I'm going on a road trip, but not by car. I'm taking the train to Washington, D.C., next Wednesday -- provided that the arrangements get made on time -- for two months of research at the Library of Congress.
Why not fly? I have issues with flying, which make it uncomfortable. One problem could be serious. Even though I was chewing gum and doing all the things you're supposed to do to equalize pressure on landing, I had an excruciating pain in my left ear on landing in Orlando in 2008 when I returned from my research trip to Seville, Spain. Not quite a burst eardrum, but I don't want to take any chances with that!
So, the train. I like the train. Not so far to fall if something goes wrong, which -- knock on my little wooden head -- it won't. And you get to see the scenery, see the real America. I like that.

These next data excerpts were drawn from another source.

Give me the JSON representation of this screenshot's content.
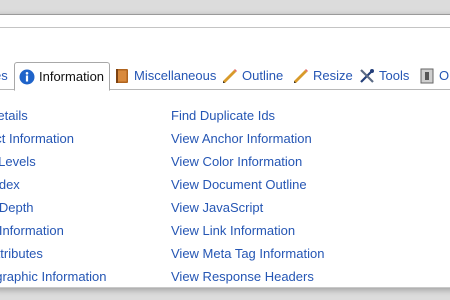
{
  "tabs": [
    {
      "label": "es",
      "icon": ""
    },
    {
      "label": "Information",
      "icon": "info-icon"
    },
    {
      "label": "Miscellaneous",
      "icon": "book-icon"
    },
    {
      "label": "Outline",
      "icon": "pencil-icon"
    },
    {
      "label": "Resize",
      "icon": "pencil-icon"
    },
    {
      "label": "Tools",
      "icon": "tools-icon"
    },
    {
      "label": "Op",
      "icon": "options-icon"
    }
  ],
  "active_tab": "Information",
  "left_column": [
    "Details",
    "ect Information",
    "k Levels",
    "Index",
    "e Depth",
    "e Information",
    "Attributes",
    "ographic Information"
  ],
  "right_column": [
    "Find Duplicate Ids",
    "View Anchor Information",
    "View Color Information",
    "View Document Outline",
    "View JavaScript",
    "View Link Information",
    "View Meta Tag Information",
    "View Response Headers"
  ],
  "colors": {
    "link": "#2556b4",
    "info_icon": "#1f63c9",
    "book_icon": "#b0641e",
    "pencil_icon": "#d89a2a",
    "tools_icon": "#233f7a"
  }
}
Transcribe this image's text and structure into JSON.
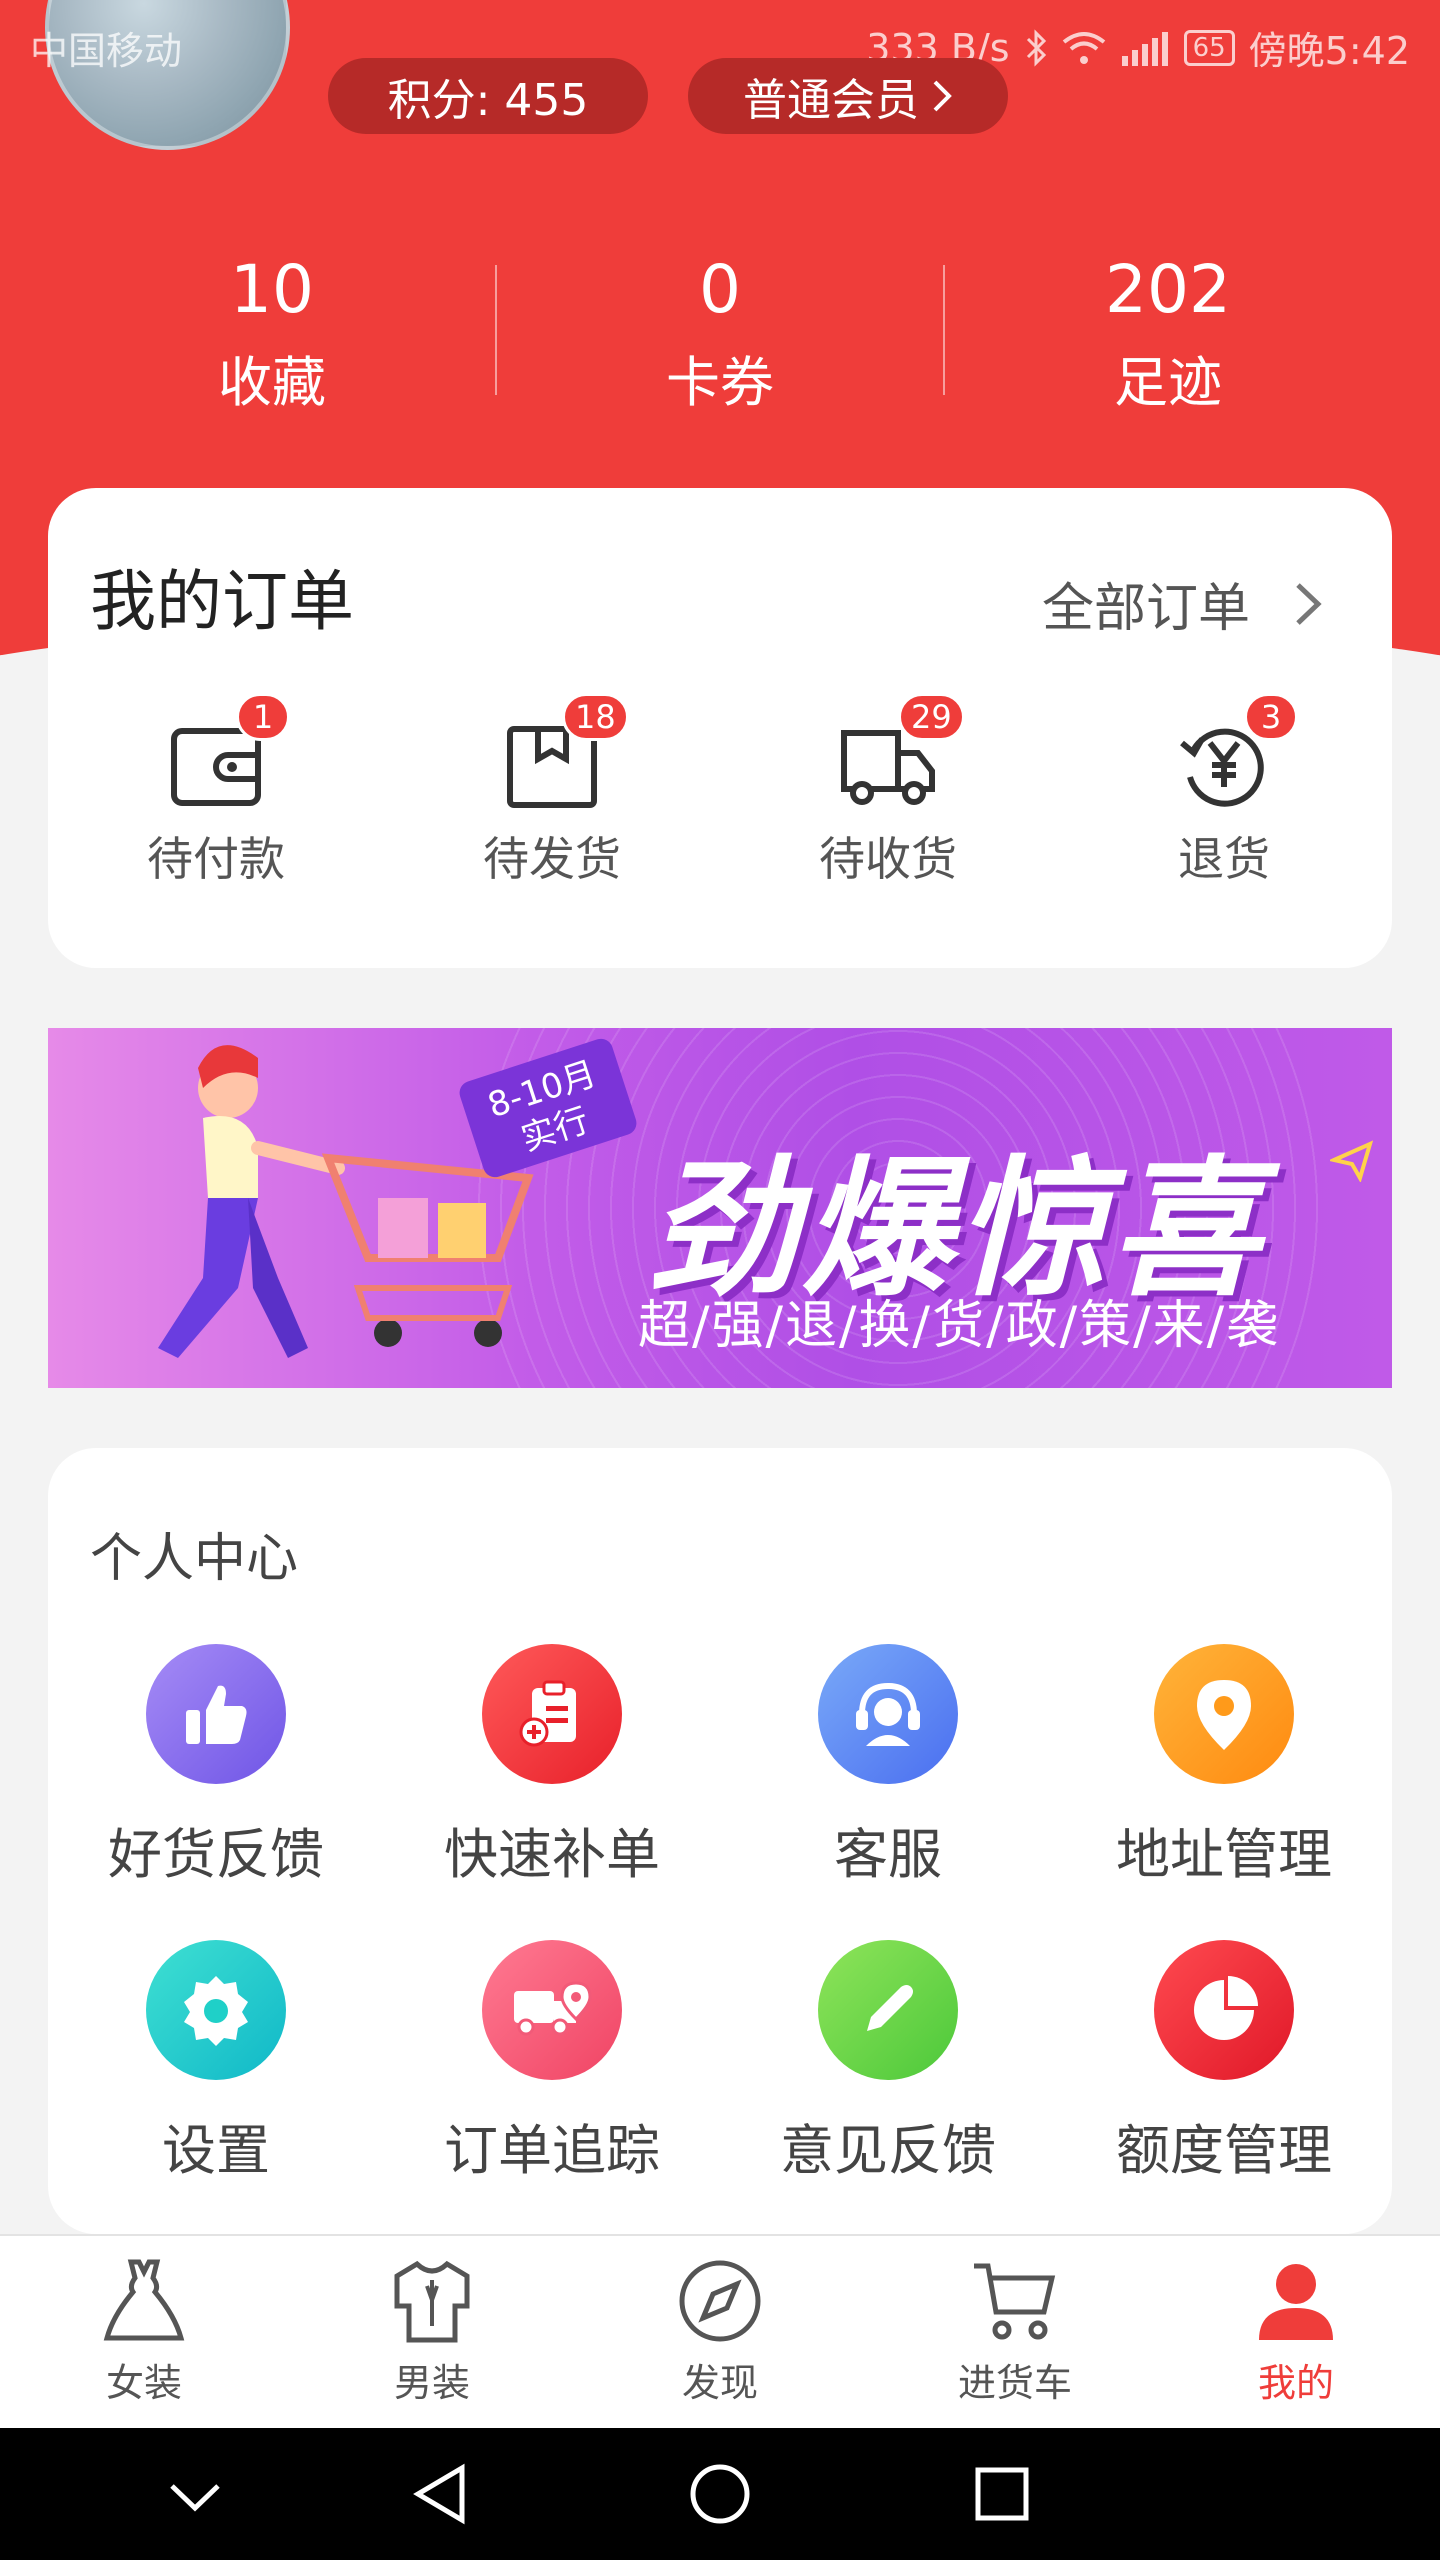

I'll be mucking about in the East Florida Papers at the Library, looking at the originals for parts which don't show up readably on the microfilms. The 1793 Spanish census of St. Augustine, Florida, is one of those. I'll also be looking at matrimonial license petitions. This research is all for my thesis, which is on the application of the Real Pragmática de Casamiento (Royal Pragmatic of Marriage), proclaimed in 1776 by King Carlos III, and extended to the colonies in 1778. One thing I'm wondering is if the various governors of East Florida in the Second Spanish Period applied the rules differently.
Yeah, it's one of those esoteric airy-fairy thesis topics. But it can be quite important to those of us studying Spanish colonial Florida. At least, I hope it will be. And I hope one of the university presses will think it is, too.
So Monday through Friday, I'll have my nose to the grindstone, reading old Spanish and transcribing. I have a bunch of the matrimonial license petitions already transcribed and some translated, as I am hoping to publish a book of annotated translations of these records. Some of them have wonderful historical and genealogical information in them, and many of them just have good stories! And at bottom, that's what history is to me -- a good story.
Monday and Wednesday evenings, the Local History and Genealogy Reading Room is open to 9:30. I might feel a little antsy about walking to the Metro Station and from the bus stop back to the condo where I'm renting a room, but maybe there are tactics I can employ to make the journey safer.
I'll be haunting that reading room, and also on Saturday using the National Archives, for another project I have in mind, which is a more long-term thing and not for discussion right now. When I have a germ of an idea, I tend to play it close to the vest. My publisher has expressed an interest in this project. It will require further research trips to a couple other cities, something that will be another two years down the road, at least.
But it's enough to keep me off the streets and out of the pool halls for a long time to come!